Analyzing Minor Threats “Salad Days”
Minor Threat’s “Salad Days”, describes the end a youthful time in one’s life and the reassurance that there is no turning back, stressing the importance of living life to its fullest potential.
The preservation of youth is an important topic addressed by Minor Threat in “Salad Days”. In the excerpt, “Wishing for the days when I first wore this suit,” can express a feeling of regret for not considering the valuableness of youth. The hope that maybe one can stay young is diminished by society’s views on midlife children, or the anxieties caused by experiences in everyday life. The term “suit”, may represent the physical body, and the line “when I first wore this suit,” can illustrate when an individual was born. This can show the common urge for a time in one’s life, when it was accepted to be inexperienced. The lines “But I stay on, I stay on Where do I get off? On to greener pastures,” can represent a youth waiting to become an adult. It can signify the feeling of still being young even if one was at the age of maturity. It can also represent a child’s idea of being an adult, and the assumption that life gets easier with age.
The struggles to meet expectations set when in times of youth are described by Minor Threat in the lines, “Baby has grown older, It’s no longer cute,” and, “Baby has grown ugly, It’s no longer cute”. These separate statements can represent a parent struggling to repudiate their past expectations and accept their offspring for what they have become. It can also denote the strife of the child, who cannot meet expectations set by their parents, or society. The quote shows that as an individual reaches the standard age of adulthood their state of mind doesn’t exactly change with their new age. This portion simply expresses how fast time passes and how people aren’t aware until it’s too late.
The term “ugly”, can refer to an individual who changes from a sweet baby to a criminal. In the quote, “too many voices, they’ve made me mute,” the idea that peer pressures help mold you is stated. For example if an individual is demeaned multiple times they can develop an uneasiness to interact socially. The quote shows the effects of being told what’s wrong so many times, illustrating how it can make a person just give up on their aspirations’ completely. The quote can also express the fear of expressing one’s self, due to social anxieties or fear of conflict. As a person gets older they’re core beliefs and morals change, the quote, “The core has gotten soft,” puts that idea into a good perspective.
Minor Threat puts life in a different veiw, where either you live to die or live to live. The lines “But I stay on, I stay on Where do I get off? On to greener pastures,” can represent the many followers of religion, who set aside their true goals to dedicate their lives to making it into heaven. It describes the many people who believe every story and follow every law, no matter how brutal. The same people who live a whole life of worship only to make it to heaven.
One of the key messages to this song is to savor time. Life goes by fast and there is no way to go back. Minor Threat criticizes society for wasting time in the quote,” Look at us today We've gotten soft and fat Waiting for the moment, Its just no coming back”. This statement illustrates how lazy our society has become from the lack of effort.
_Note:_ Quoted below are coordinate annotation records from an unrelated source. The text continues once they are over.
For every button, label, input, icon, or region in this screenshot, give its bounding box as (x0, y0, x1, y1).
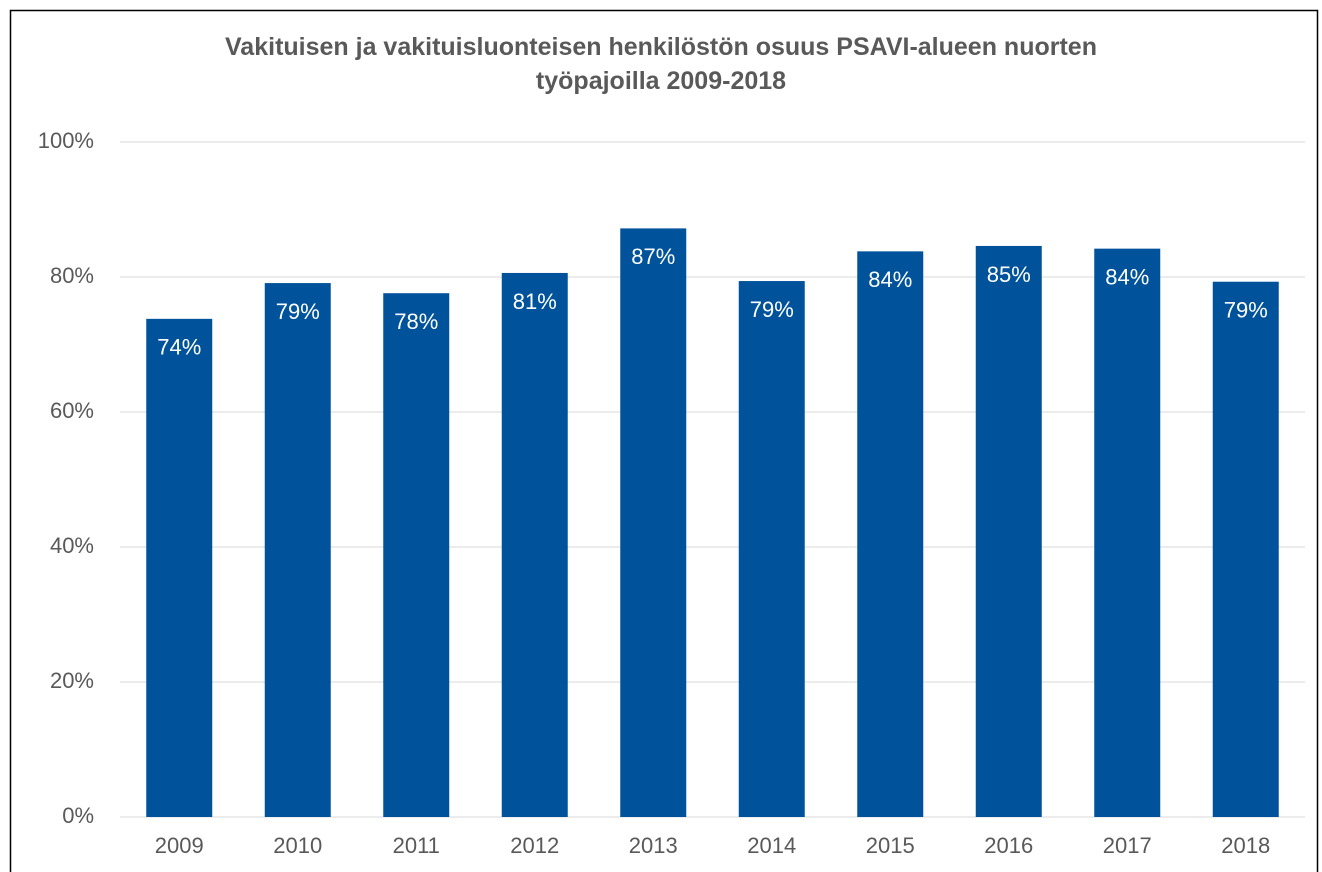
x-tick-label: 2009 (155, 833, 204, 858)
x-tick-label: 2010 (273, 833, 322, 858)
y-tick-label: 100% (38, 128, 94, 153)
data-label: 79% (750, 297, 794, 322)
bar (501, 272, 568, 817)
bar (383, 293, 450, 817)
y-tick-label: 20% (50, 668, 94, 693)
x-tick-label: 2011 (393, 833, 440, 858)
data-label: 87% (631, 244, 675, 269)
data-label: 85% (987, 262, 1031, 287)
bar (975, 245, 1042, 817)
y-tick-label: 60% (50, 398, 94, 423)
x-tick-label: 2017 (1103, 833, 1152, 858)
data-label: 79% (1224, 298, 1268, 323)
bar (146, 318, 213, 817)
data-label: 81% (513, 289, 557, 314)
data-label: 79% (276, 299, 320, 324)
x-tick-label: 2018 (1221, 833, 1270, 858)
bar (264, 283, 331, 817)
bar (620, 228, 687, 817)
y-tick-label: 80% (50, 263, 94, 288)
x-tick-label: 2012 (510, 833, 559, 858)
x-tick-label: 2015 (866, 833, 915, 858)
y-tick-label: 40% (50, 533, 94, 558)
data-label: 84% (1105, 264, 1149, 289)
bar (1094, 248, 1161, 817)
bar (738, 281, 805, 817)
x-tick-label: 2016 (984, 833, 1033, 858)
x-tick-label: 2014 (747, 833, 796, 858)
chart-border (9, 9, 1319, 872)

It is symbolized to “Dwell upon our memories,“and sit around waiting for excitement gets us nowhere. Life is what you make it, not how you made it. The passage emphasizes the importance of living each day to the fullest no matter what age. People don’t get anything accomplished waiting around living in memories. The blunt statement,” It’s just no coming back,” explains there is no way to relive your good times. In the excerpt, “Wishing for the days when I first wore this suit,” the desire to be reborn and relive ones childhood is expressed. The word “wished” was used to emphasize that it’s not possible in reality. No matter how hard you try theirs no going back to the past.
Minor Threat articulates the importance of living life to one’s own standards. Wasting time worrying what other people think can keep a person from accomplishing they’re true desires. In the last line, “there are no facts,” Minor Threat emphasizes the fact that there is no right way to have fun. If someone has fun robbing people they are still having fun. It doesn’t matter how society looks at it, as long as it feels fun to you, than you are having fun. The same goes for beliefs, If it feels right to you than follow it to the end.
In conclusion, Minor Threat’s “Salad Days” describes the end of youth. The pressures and desires of everyday life in this sensitive time are explained both upfront and paradoxically. They signify the importance of making each day memorable and not looking back.